``En nuestra América es siempre la misma historia, Caín mata a Abel'', le decía un día José Vasconcelos al presidente Alvaro Obregón; el vencedor de Villa le contestó: ``Siempre y cuando Abel no lo mate primero''.
La violencia rebasa por mucho la guerra, que es una violencia finalizada, utilizada por el Estado para someter a un adversario. La violencia es inseparable de la vida y la amenaza a la vez. Para el orden social es un peligro permanente que renace siempre (van las grandes urbes del primer o del tercer mundo) y una necesidad: ¿cómo hacer reinar el orden legal sin una fuerza capaz y decidida a obligar? En la crisis presente se multiplican los fenómenos de dispersión, de egoísmo social, crecen las zonas de no derecho y de no ciudadanía y la degradación de viejas disciplinas y lealtades permite el regreso de las bandas predadoras.
Homo homini lupus, ``el hombre es un lobo para el hombre'', repite Siegmund Freud, precisando que ese instinto agresivo no es una consecuencia de la propiedad ni del capitalismo. La violencia es natural; la paz es cultural, por lo mismo frágil.
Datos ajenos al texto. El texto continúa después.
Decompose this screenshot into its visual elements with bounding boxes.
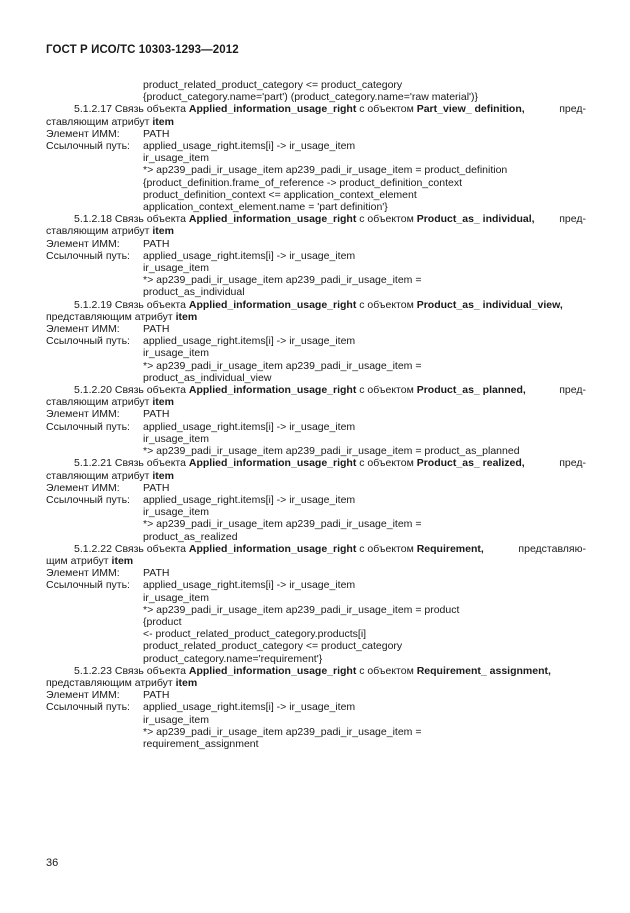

Se ha dicho que el nacionalismo arruina la paz, engendra la guerra; es cierto para los dos últimos siglos en Europa y en América Latina, pero en la larga historia de las sociedades humanas las guerras no son más que una de las expresiones, después de muchas, de la agresividad de la especie biológica que es la nuestra. En nombre del clan, de la ciudad, del príncipe, de Dios, de la ideología, de la raza, los grupos humanos no han dejado de matarse.
El helenismo, sentimiento muy compartido entre los griegos, no impidió que las ciudades se abismaran en guerra mortales; el cristianismo no pudo poner fin a los combates entre cristianos, con todo y la tregua de Dios, la paz de Dios; el Islam tampoco controló a los hermanos en la fe. ¿Qué puede decir el historiador sobre este fenómeno impresionante?
Parece que la prehistoria conoció poca violencia: los hombres muy escasos, dispersos en espacios inmensos, tenían pocos contactos; sobraban los recursos, la competencia era inexistente. Con la gran revolución que lleva la humanidad de la prehistoria pepenadora a la economía agro-pastoral, de la nomadización a la sedentarización, la historia empieza. Empieza precisamente cuando Caín el agricultor, el futuro fundador de la ciudad e inventor de los oficios, mata al pastor Abel. El estudio de las osamentas fechadas entre 10,000 y 4,000 años antes de Cristo revela una muerte violenta en 10 por ciento de los casos. Luego, en los 5,000 años que conducen hasta nuestro presente se logra una lenta reducción de esa tasa de 10 a uno por ciento, la norma de los tres últimos siglos.
¿La causa del cambio? La violencia regulada por la guerra, entre Estados, representa un progreso enorme frente a la violencia anómica de la era neolítica. El problema recurrente es precisamente esa violencia anómica, anterior, posterior o paralela al Estado: basta con mencionar a la vendetta entre familias, o entre comunidades agrarias, o entre pandillas. De manera paradójica, con el progreso del armamento, de los ejércitos, de los Estados, el fenómeno guerrero que nos impresiona tanto mata menos. Su meta no es exterminar sino vencer. Las bajas provocadas por la guerra alcanzaron su nivel mínimo planetario entre 1916 y 1914. Luego surgió la terrible guerra de 30 años (1914-1945), excepción que confirma la regla, pero esos 30 años fueron más mortíferos por la violencia, que no es guerra, sino masacre y genocidio: por la primera vez desde el siglo XVII (la Guerra de Treinta Años) los civiles sufrieron más bajas que los militares: la guerra civil rusa, el terror rojo, la hambruna organizada un Ukrania, el genocidio nazi, no tienen nada que ver con el fenómeno guerrero.
Hoy en día, los horrores de Bosnia y Ruanda tampoco remiten a la guerra entre Estados. Remiten a la violencia dentro de un Estado que desaparece. Las vendettas tribales se vuelven altamente mortíferas porque disponen de un armamento industrial barato. No está garantizado que el fin de las naciones ponga fin a nuestra singular propensión hacia la violencia. A los adversarios del Estado-nación me gustaría recordarles que, frente a los conflictos étnicos, religiosos, sociales, la nación, en su principio mismo, fue considerada como un factor esencial de pacificación.